Unfortunately, LLMs trained by next-word prediction are difficult to use, often produce factually inaccurate or offensive output, and can be used in harmful applications.
A partial solution is to take a language model trained in the usual way and adjust it afterwards to produce more socially acceptable and honest content by repeatedly prompting a language model with instruction, gathering feedback from humans on its outputs and adjusting the models' parameters in the direction of better predicted human feedback. For example, OpenAI and DeepMind have used Reinforcement Learning from Human Feedback (RHLF) OpenAI, DeepMind, and Anthropic to produce LLMs that can follow instructions and are considerably more truthful and easier to use. In prior work, OpenAI found that the outputs from models trained with RLHF were preferred to those from 100x larger models trained without human feedback.
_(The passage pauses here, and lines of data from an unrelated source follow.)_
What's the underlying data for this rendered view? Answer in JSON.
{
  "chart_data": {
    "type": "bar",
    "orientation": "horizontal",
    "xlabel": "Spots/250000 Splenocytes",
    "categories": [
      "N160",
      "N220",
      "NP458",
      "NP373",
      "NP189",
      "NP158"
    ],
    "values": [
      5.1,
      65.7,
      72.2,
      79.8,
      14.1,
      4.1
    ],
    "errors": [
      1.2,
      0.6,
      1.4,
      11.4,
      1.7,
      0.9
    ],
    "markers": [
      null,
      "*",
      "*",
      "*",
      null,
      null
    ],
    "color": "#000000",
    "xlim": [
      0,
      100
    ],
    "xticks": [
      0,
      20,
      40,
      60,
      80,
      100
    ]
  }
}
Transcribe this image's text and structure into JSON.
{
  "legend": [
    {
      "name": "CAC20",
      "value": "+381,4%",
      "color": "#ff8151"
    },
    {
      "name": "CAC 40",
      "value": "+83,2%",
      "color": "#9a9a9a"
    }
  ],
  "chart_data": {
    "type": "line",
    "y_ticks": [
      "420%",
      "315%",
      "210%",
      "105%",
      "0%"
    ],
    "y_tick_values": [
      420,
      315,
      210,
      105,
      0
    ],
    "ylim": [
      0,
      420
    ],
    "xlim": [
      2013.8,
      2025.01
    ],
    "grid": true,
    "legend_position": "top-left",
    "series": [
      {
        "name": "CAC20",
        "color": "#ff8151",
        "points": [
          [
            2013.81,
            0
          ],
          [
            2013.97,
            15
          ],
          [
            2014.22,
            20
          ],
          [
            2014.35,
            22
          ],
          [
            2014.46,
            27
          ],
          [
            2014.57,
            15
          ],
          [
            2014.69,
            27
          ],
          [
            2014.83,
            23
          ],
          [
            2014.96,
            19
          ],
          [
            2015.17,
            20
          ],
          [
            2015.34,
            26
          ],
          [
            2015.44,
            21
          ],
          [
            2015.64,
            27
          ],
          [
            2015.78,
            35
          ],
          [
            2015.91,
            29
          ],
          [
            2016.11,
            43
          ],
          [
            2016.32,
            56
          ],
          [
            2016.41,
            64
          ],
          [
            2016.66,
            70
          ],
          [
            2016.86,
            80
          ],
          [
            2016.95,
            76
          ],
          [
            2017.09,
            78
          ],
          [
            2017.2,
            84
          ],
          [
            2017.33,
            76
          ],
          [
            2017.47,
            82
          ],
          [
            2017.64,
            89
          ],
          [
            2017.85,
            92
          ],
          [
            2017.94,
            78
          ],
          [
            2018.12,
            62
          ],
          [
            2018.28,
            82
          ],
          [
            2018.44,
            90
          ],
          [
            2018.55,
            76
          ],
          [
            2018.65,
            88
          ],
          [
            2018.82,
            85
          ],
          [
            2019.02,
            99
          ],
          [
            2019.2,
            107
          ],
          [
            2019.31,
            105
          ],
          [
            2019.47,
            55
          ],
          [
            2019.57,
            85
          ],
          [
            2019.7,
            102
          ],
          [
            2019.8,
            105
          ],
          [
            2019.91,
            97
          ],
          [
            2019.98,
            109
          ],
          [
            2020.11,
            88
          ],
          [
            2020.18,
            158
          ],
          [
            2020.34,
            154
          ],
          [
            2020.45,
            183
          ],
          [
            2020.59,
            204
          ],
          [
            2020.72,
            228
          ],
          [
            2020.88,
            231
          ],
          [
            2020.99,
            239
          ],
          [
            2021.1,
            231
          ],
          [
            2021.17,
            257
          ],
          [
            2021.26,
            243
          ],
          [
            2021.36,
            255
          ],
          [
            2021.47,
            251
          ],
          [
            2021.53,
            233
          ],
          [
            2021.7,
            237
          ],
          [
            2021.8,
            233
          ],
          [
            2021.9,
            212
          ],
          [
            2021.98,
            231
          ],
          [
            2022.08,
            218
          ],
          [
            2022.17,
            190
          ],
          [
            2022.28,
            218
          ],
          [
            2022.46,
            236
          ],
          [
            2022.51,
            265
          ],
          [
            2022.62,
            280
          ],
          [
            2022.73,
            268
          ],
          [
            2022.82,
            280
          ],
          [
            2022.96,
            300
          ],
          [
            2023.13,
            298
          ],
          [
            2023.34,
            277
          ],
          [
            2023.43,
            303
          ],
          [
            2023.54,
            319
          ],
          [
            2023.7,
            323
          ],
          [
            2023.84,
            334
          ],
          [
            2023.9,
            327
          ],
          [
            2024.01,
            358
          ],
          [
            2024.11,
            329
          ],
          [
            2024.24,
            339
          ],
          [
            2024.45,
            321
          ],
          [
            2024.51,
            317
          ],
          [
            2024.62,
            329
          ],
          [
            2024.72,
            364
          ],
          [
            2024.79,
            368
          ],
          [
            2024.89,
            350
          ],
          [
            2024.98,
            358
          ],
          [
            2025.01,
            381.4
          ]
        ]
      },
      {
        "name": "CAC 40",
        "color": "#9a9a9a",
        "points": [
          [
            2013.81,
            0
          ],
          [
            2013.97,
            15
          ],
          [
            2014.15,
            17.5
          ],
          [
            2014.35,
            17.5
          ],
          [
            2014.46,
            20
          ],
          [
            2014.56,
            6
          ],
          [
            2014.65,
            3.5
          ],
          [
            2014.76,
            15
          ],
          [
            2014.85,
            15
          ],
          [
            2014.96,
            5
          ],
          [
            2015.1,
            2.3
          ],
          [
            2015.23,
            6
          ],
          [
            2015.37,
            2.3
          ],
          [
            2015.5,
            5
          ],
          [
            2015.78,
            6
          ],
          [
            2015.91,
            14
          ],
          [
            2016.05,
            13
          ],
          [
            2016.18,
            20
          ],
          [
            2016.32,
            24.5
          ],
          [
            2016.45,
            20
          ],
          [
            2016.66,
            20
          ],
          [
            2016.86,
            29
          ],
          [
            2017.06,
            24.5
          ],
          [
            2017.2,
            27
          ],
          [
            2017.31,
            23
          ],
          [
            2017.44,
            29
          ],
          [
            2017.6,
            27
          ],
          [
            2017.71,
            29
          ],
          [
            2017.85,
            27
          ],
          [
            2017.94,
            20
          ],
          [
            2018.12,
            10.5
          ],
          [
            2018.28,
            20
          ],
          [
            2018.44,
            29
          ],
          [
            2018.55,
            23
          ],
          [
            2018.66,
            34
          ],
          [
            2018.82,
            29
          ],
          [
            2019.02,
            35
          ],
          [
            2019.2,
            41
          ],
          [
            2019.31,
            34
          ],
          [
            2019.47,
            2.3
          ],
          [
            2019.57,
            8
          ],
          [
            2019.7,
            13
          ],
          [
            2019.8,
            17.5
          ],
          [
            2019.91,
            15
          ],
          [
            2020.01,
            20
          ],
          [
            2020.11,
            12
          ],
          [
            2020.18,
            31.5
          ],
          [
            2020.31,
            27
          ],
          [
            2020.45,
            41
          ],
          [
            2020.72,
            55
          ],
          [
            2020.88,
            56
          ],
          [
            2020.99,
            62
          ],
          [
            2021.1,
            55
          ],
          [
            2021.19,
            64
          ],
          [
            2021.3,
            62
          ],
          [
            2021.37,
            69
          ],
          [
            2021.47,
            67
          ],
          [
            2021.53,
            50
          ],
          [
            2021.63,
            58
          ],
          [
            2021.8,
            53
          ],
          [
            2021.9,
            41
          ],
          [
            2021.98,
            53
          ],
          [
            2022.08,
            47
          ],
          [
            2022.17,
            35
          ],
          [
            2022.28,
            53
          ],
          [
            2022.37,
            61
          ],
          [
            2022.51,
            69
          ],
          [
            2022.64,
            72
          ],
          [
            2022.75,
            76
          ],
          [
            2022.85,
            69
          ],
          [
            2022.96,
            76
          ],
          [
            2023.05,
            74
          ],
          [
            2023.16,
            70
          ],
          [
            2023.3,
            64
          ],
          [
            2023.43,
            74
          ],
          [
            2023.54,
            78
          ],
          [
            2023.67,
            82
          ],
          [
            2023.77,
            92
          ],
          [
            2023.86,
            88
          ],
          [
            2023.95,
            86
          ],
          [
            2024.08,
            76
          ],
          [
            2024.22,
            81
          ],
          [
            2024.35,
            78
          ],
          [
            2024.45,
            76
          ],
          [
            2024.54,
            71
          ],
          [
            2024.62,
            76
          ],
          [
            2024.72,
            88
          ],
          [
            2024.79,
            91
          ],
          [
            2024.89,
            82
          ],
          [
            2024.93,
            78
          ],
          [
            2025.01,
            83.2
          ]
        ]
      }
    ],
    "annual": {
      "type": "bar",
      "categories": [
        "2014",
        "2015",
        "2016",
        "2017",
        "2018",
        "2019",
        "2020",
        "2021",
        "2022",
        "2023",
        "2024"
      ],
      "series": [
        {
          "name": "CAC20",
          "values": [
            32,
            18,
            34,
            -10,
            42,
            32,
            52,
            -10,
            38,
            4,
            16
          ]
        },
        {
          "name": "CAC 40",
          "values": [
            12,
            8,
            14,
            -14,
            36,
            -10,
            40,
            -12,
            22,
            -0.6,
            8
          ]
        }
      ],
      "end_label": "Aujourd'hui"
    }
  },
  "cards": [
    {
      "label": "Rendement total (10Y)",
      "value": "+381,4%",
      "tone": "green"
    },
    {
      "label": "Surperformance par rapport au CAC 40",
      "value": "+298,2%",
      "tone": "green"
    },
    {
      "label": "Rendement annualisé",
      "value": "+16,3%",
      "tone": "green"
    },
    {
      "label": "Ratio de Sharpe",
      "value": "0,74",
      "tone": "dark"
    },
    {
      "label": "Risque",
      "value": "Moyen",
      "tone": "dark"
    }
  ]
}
Few organizations have the resources and technical expertise to build a Large Language Model of this scale and complexity.
Instruction-tuning requires expertise in training large language models, which few outside major tech companies possess. CarperAI's models will be trained by EleutherAI, their parent org and a pioneer in training open-source LLMs, and Multi, a new AI startup working on applying bleeding-edge LLM technology for enterprise automation. In addition, CarperAI is partnering with Scale, Humanloop, and Hugging Face to fine-tune the model. Scale accelerates the development of AI by providing AI data & model infrastructure and full-service operational AI solutions, and Humanloop specializes in adapting LLMs from human feedback. Together they will be helping collect the human feedback data that will be used to improve the underlying language model. Hugging Face will provide the hosting mechanisms to share and load the models in an accessible way. In addition, they will also collaborate on developing demos of its spaces and evaluation tools.
There have been open-source releases of large language models before, but this is the first attempt to create an open model trained with RLHF.
We view RLHF training as an essential step in making LLMs useful and safe to be deployed in a public setting. The risks of LLMs have been well documented and range from spreading misinformation to reinforcing social biases. Compared to standard language models, training with RLHF dramatically reduces these risks and, at the same time, increases the model's usefulness.
It is expected that the release of this model will spur both research and innovation. In addition, it will enable many new applications and companies and allow us to deepen our understanding of state-of-the-art AI systems.